The Lanna style viharn is the main viharn, with its imposing multi-tiered roof, was built in 1865. The ends of the bargeboards have Naga serpents. At the roofs top are chofah, a decorative thin bird, or Garuda. At the stairs to the viharn entrance are 2 white Chinthe guarding the hall. Lanna style wooden panels on the front gable are adorned with detailed carvings of deities and flower motifs in gold on a red background. Large gold lacquered red columns support the roof and to the back of the viharn on a pedestal is the main Buddha image seated in the subduing Mara posture which is surrounded by several smaller Buddha images.
The Lanna style ubosot is next to the viharn. There is an access gate adorned with detailed stuccoed decorations of mythical beings and Lanna flower motifs.
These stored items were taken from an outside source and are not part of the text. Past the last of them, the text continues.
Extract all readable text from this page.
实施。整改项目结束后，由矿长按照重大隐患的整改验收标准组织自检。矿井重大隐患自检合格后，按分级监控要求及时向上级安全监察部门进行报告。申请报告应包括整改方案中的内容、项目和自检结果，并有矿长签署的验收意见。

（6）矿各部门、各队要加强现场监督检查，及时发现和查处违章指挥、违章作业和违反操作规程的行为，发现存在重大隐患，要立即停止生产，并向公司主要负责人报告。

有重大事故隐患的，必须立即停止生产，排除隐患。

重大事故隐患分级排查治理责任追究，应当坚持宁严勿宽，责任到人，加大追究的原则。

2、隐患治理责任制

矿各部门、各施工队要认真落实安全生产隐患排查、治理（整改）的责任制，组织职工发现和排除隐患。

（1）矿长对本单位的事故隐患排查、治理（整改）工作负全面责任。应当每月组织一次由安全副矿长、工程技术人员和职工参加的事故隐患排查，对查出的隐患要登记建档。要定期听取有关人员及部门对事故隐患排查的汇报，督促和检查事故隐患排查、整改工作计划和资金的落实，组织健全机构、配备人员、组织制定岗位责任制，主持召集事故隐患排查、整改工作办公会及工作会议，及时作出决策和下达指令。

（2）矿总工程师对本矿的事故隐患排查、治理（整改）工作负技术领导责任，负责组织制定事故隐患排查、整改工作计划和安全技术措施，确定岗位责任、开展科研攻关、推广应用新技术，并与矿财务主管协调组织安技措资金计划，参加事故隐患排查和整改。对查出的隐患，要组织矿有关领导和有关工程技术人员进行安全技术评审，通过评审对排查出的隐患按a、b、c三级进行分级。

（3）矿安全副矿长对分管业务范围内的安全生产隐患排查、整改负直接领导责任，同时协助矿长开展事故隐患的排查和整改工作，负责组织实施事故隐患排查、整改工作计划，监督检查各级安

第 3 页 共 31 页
It is fitted with a 2 tiered roof, Nagas adorn the ends of the carved white bargeboards, and the gable is carved with golden flower motifs while the door contains golden flower motifs on a red background.
The Burmese style viharn is a brick building constructed at the end of the 19th century and houses a large seated Burmese style Buddha image.
Behind the Lanna style viharn is an attractive Burmese chedi ornamented with detailed stucco work. This chedi is enclosed by a low wall with large guardian Chinthe in its corners. At the center of each side there is a niche with a standing Buddha image flanked by celestial beings. The top of the viharn has spiral and very ornate Pathein Htee (Burmese style umbrella).
The Ho Trai is a teak building with a multi-tiered roof. Originally the scripture hall, it has been turned into a residence.
To get to Wat Mahawan, from The Phae Gate of the old walled town center, go east for 300 meters. It is opposite Wat Cheatawan.